Comment envisagez-vous l’appropriation des Préférences apostoliques universelles?
Pour cibler les priorités et déterminer où on va mettre nos ressources, nous allons suivre les PAU et les priorités de la Province.
Il y a quelques années, la Province du Canada-anglais a ciblé la réconciliation avec les Premières nations comme priorité. C’est pourquoi nous favorisons toujours la numérisation des documents des langues autochtones et l’appui aux chercheurs s’il s’agit des activités à propos de l’histoire autochtone.
Par exemple, nous avons un partenariat avec la société généalogique Kawatsi :re à Akwasasné. Les membres sont venus les samedis pour effectuer leurs recherches personnelles à propos de leur famille. Nous avons également eu un projet de numérisation et de transcription des registres de la mission à Akwasasné, Saint-Regis, pour aider la société généalogique.

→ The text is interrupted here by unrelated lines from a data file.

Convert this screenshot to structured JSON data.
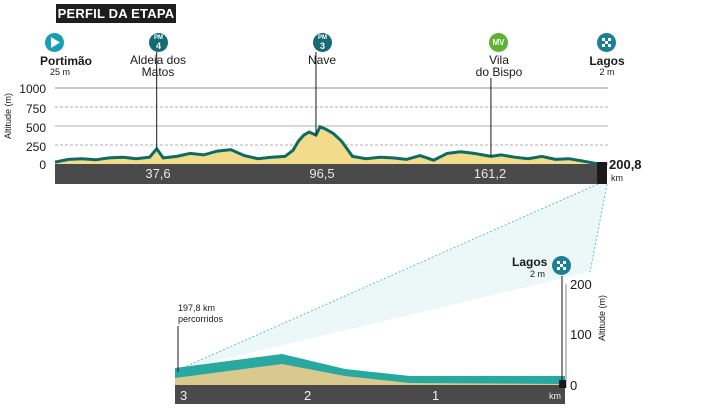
{
  "title": "PERFIL DA ETAPA",
  "main_profile": {
    "y_axis_label": "Altitude (m)",
    "y_ticks": [
      "1000",
      "750",
      "500",
      "250",
      "0"
    ],
    "km_ticks": [
      "37,6",
      "96,5",
      "161,2"
    ],
    "total_distance": "200,8",
    "distance_unit": "km",
    "waypoints": [
      {
        "name": "Portimão",
        "altitude": "25 m",
        "marker": "start-flag"
      },
      {
        "name": "Aldeia dos Matos",
        "name_line1": "Aldeia dos",
        "name_line2": "Matos",
        "marker_top": "PM",
        "marker_num": "4"
      },
      {
        "name": "Nave",
        "marker_top": "PM",
        "marker_num": "3"
      },
      {
        "name": "Vila do Bispo",
        "name_line1": "Vila",
        "name_line2": "do Bispo",
        "marker": "MV"
      },
      {
        "name": "Lagos",
        "altitude": "2 m",
        "marker": "finish-flag"
      }
    ]
  },
  "zoom_profile": {
    "y_axis_label": "Altitude (m)",
    "y_ticks": [
      "200",
      "100",
      "0"
    ],
    "km_ticks": [
      "3",
      "2",
      "1",
      "km"
    ],
    "note_line1": "197,8 km",
    "note_line2": "percorridos",
    "finish": {
      "name": "Lagos",
      "altitude": "2 m"
    }
  },
  "colors": {
    "title_bg": "#1e1e1e",
    "terrain_fill": "#f2dc8c",
    "profile_line": "#0c6b62",
    "road_band": "#4a4a4a",
    "zoom_surface": "#27a8a0",
    "zoom_earth": "#d9c98e",
    "start_marker": "#17a0b3",
    "climb_marker": "#156b74",
    "sprint_marker": "#5fb233",
    "finish_marker": "#1c7f95"
  },
  "chart_data": {
    "type": "area",
    "title": "PERFIL DA ETAPA",
    "ylabel": "Altitude (m)",
    "xlabel": "",
    "ylim": [
      0,
      1000
    ],
    "xlim": [
      0,
      200.8
    ],
    "grid": true,
    "x": [
      0,
      5,
      10,
      15,
      20,
      25,
      30,
      35,
      37.6,
      40,
      45,
      50,
      55,
      60,
      65,
      70,
      75,
      80,
      85,
      88,
      90,
      92,
      94,
      96.5,
      98,
      100,
      103,
      106,
      110,
      115,
      120,
      125,
      130,
      135,
      140,
      145,
      150,
      155,
      161.2,
      165,
      170,
      175,
      180,
      185,
      190,
      195,
      200.8
    ],
    "y": [
      25,
      60,
      70,
      55,
      80,
      90,
      70,
      90,
      200,
      80,
      100,
      140,
      120,
      170,
      190,
      110,
      70,
      90,
      100,
      180,
      300,
      380,
      420,
      380,
      490,
      460,
      400,
      300,
      100,
      70,
      90,
      80,
      60,
      110,
      50,
      140,
      160,
      140,
      100,
      120,
      90,
      70,
      100,
      60,
      70,
      40,
      2
    ]
  }
}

L’idée de réconciliation demeure notre priorité.
Nous travaillons aussi avec des chercheurs hurons-wendat à Wendake. L’équipe de chercheurs est en train de regarder systématiquement tous les documents du fonds du Collège Sainte-Marie, les documents du P. Félix Martin, pour évaluer eux-mêmes ce qui est pertinent pour leur histoire. Souvent dans le catalogage les mots-clés sont des mots intéressants pour les jésuites et du point de vue de l’occident motivé par le regard jésuite. Et eux ils trouvent des choses intéressantes pour l’histoire de Wendake, avec peut-être des mots-clés différents.
Aussi, juste le fait d’être toujours impliqués avec des stagiaires (via Jeunesse Canada au travail) est pertinent dans l’appui de la jeunesse.